Rent Control Debate Looms Dueling Measures on the June Ballot set up a Fight Between Tenants and Landlords.

Wednesday, April 2, 2008
Mary Ann Milbourn
The Orange County Register

Rent control hasn't been a major issue recently in Orange County, but the debate is expected to heat up this June over two ballot measures that could affect landlords and tenants alike.

The primary focus of the two initiatives - Proposition 98 and Proposition 99 - is to close a loophole in the state's eminent domain law to prevent government from taking private property for other private uses. The concern stems from the 2005 Kelo case in Connecticut in which the U.S. Supreme Court upheld the government's right to take private property and turn it over to another private interest for economic development.

But California's Prop. 98, spearheaded by the Howard Jarvis Taxpayers Association, apartment owners, the mobile home park industry and the California Farm Bureau, goes further, including a provision that would phase out rent control in apartments and mobile homes as the units are vacated.

Rent-control proponents, led by a coalition of renters, seniors, mobile home associations and environmental groups, countered with Prop. 99, which they say would provide eminent domain protection without ending rent control.

The election is expected to pit tenants against landlords, with Prop. 99 proponents framing the campaign as not just about eminent domain or rent control, but also about the potential abolition of all tenant protections, ranging from the 60-day notice for eviction to the return of rental deposits.

Statewide, more than 12 cities have some form of apartment rent control, and about 100 jurisdictions have price controls on mobile homes.

Rent control has met with only limited success in Orange County. No local jurisdictions have rent control for apartments. Huntington Beach voters went so far as to remove the City Council's authority to approve rent control.

A handful of local cities have some version of rent control at mobile home parks. A San Juan Capistrano ordinance controls rent increases. Several other cities, like Irvine, have purchased mobile home parks to provide affordable housing.

But with average Orange County rents approaching $1,600 a month and incomes not keeping pace, there is increasing pressure to control rents here.

The Apartment Association of Orange County has jumped into the fray, working in support of the Prop. 98 phase-out of rent control.
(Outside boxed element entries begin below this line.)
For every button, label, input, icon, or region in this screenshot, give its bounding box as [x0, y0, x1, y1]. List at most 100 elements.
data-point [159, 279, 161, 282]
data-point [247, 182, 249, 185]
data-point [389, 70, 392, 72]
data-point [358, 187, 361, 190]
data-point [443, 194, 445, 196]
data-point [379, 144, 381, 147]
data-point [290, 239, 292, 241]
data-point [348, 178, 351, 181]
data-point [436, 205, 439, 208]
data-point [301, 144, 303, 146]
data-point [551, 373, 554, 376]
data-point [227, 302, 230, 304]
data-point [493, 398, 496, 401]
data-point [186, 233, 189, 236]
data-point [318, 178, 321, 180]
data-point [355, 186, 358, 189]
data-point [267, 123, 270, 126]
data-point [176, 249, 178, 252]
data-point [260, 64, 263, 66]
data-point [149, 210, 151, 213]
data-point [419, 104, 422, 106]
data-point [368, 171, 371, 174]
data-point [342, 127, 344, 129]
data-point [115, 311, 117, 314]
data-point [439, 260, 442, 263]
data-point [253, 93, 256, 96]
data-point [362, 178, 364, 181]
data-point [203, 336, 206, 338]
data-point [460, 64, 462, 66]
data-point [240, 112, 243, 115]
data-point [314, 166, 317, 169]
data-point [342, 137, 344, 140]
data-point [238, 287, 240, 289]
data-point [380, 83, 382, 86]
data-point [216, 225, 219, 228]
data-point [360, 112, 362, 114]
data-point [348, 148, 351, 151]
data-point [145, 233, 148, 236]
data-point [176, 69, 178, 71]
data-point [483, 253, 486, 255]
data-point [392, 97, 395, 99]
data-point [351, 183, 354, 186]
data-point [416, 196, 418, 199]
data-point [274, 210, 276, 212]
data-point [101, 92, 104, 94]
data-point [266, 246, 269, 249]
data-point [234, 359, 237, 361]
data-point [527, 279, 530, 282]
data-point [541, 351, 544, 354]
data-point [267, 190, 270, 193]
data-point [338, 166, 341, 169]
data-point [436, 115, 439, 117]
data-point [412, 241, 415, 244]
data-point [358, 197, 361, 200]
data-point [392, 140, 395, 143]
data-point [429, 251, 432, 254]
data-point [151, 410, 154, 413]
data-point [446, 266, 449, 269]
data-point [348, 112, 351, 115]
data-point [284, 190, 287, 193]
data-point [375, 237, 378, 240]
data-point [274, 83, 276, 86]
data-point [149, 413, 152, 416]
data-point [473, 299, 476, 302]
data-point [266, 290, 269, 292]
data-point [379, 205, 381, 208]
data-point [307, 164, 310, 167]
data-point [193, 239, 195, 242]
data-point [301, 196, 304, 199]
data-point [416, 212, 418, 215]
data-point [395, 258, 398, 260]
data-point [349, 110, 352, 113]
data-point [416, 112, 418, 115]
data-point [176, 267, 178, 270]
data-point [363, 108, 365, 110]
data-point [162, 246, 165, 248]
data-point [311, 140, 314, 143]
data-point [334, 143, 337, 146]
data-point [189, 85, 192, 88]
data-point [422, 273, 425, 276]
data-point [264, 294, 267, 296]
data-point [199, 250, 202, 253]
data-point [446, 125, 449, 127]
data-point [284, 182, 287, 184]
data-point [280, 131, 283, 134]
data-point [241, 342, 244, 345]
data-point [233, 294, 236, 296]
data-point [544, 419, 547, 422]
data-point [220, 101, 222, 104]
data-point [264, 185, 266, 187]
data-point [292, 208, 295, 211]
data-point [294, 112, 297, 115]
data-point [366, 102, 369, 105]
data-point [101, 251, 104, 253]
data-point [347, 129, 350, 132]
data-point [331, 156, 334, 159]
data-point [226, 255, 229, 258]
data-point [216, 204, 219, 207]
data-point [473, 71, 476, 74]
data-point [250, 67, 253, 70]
Vicki Binford, Apartment Association president, says her members see it as a property-rights issue.

"Government has tried to keep affordable housing, but they want to do it at the owner's expense," she says.

Those who want to repeal rent control believe that if government's goal is to have more affordable housing, it should build it or provide subsidies like Section 8 vouchers for low-income households.

Groups that favor rent control say Prop. 98 has nothing to do with the issue of affordable housing but rather is a broad effort to eliminate longstanding tenant protections under the guise of eminent domain reform.

"Proposition 98 is an attack on renters, not just an attack on rent control," says Dean Preston, head of Tenants Together, a statewide tenants rights group. "It would jeopardize virtually all the tenant protection laws that 14 million tenants in California live under."

Jon Coupal, head of the Howard Jarvis Taxpayers Association, says that charge is just plain wrong.

The measure was broadly written to prevent an end-around by government to undermine its goal of preserving private property rights, he says. He compared it to Proposition 13, also spearheaded by the late Howard Jarvis, which not only limited property taxes but also required voters approve any new taxes by two-thirds vote.

Jean Ross, director of the California Budget Project, a nonprofit that analyzes issues relating to government finance, says her organization does not take a position on ballot measures and has not analyzed either of the two June initiatives.

She says she is leery, however, based on her years of experience with propositions and their impact on government.

"These often have implications that go far beyond what might appear on the surface," she says. "They are increasingly complex, and it's unclear how far-reaching their implications might be."

The campaign already has turned nasty. The Prop. 98 anti-rent control forces filed a complaint with the California Fair Political Practices Commission. They accuse three associations supporting Prop. 99 of indirectly using tax dollars to fund their effort. The Prop. 99 camp says all funds have been properly segregated and no public money has been used.